A few summer observations and other commentary:
First, over the summer, I was fortunate to visit for several weeks in Los Angeles and San Diego where I spent my formidable years growing up. I was struck repeatedly by something I had never noticed before. I spent nearly every day of my time in California at the beaches of my youth in San Diego and L.A., primarily Ocean Beach, Pacific Beach, Moonlight Beach (Cardiff-by-the-Sea), Carlsbad, Redondo Beach, Huntington Beach and Manhattan Beach, and I was shocked at the number of female surfers that now populate the beaches and ocean breaks. Growing up surfing (in the 1980s and 1990s) it was often an anomaly to find a female surfer amongst the boys and men. I remember thinking as a kid that it was bold and brave of the few females that I saw out surfing with us to join in the fray that often exists when grappling for waves. This summer, in 2009, it appeared to me that between 1/3rd and 1/2 of all surfers catching waves and hanging on the beaches were women and girls. I find this remarkable.
This got me to wondering, whether Title IX and the insurgence of female athletic opportunities in the past three decades or so has made it possible/acceptable/cool for young females to take up surfing and to join the boys and men that have dominated the sport (and the sets) for so long. A tremendous step forward I think, and one of the positive influences of Title IX and female athletic acceptability and opportunity. I was also reminded with the passing of Senator Ted Kennedy recently, that he was a staunch advocate of Title IX and the incredible opportunities that this legislation has provided to female athletes across the United States.
Second, while anticipating (and later relishing) the Ohio State vs. USC college football game last week, I watched several Big 10 commercials touting the league and the football programs within. I was struck by the commercial that highlights all eleven of the head football coaches in the Big 10 faux recruiting (see commercial here). I was reminded while watching the commercial, just how disheartening it is that not a single football coach in the Big 10 is a head coach of color. All of the coaches are white. While the Big 10 is purportedly one of the power conferences in the BCS line-up, and while at least 50% of the athletes in that conference are African American, there is not one African American head coach to speak of in the Big 10. As i have written many times in this blog space, it is simply inexcusable for University administrations and athletic directors to continue to recruit African American players in droves to their programs, to reap the significant financial reward on the backs of these players and to continue to refuse to hire African American head coaches to lead these athletes. I found this commercial to be emblematic of the continuing race discrimination in collegiate football coaching.

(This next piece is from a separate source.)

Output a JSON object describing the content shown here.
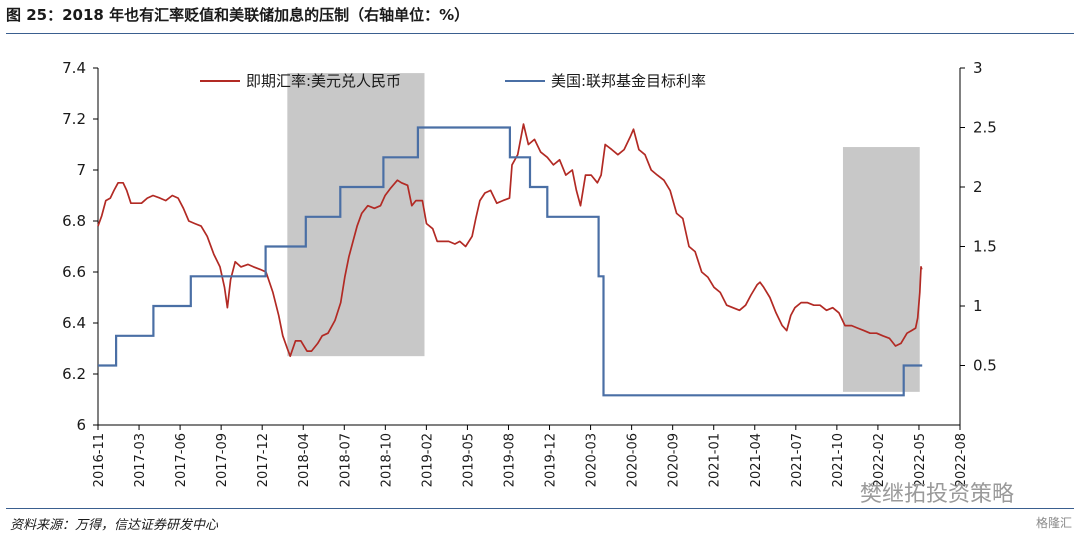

Third, as highlighted briefly by Professor McCann here, the National Football League, in addressing former race discrimination in its league, pursued an aggressive policy of equality by extending its successful Rooney Rule to all upper level management hires in the NFL. As discussed often on this blog, the Rooney Rule, which requires all NFL owners to meaningfully interview at least one minority candidate for each head football coach opening, has made a significant difference in the league and has provided a welcomed equal opportunity policy for coaches of color that had previously been shut out of head coaching interviews and opportunities. During the summer, Commissioner Roger Goodell extended the Rooney Rule to all front office hiring decisions, requiring NFL owners to meaningfully interview at least one minority candidate for front office hires (General Manager, etc.) going forward. While lightly noticed during a summer of discontent and discord in the NFL (i.e., Vick, labor issues, Stallworth, etc.), this move will ensure a more level playing field for a professional sports league that continues to lead out on this front.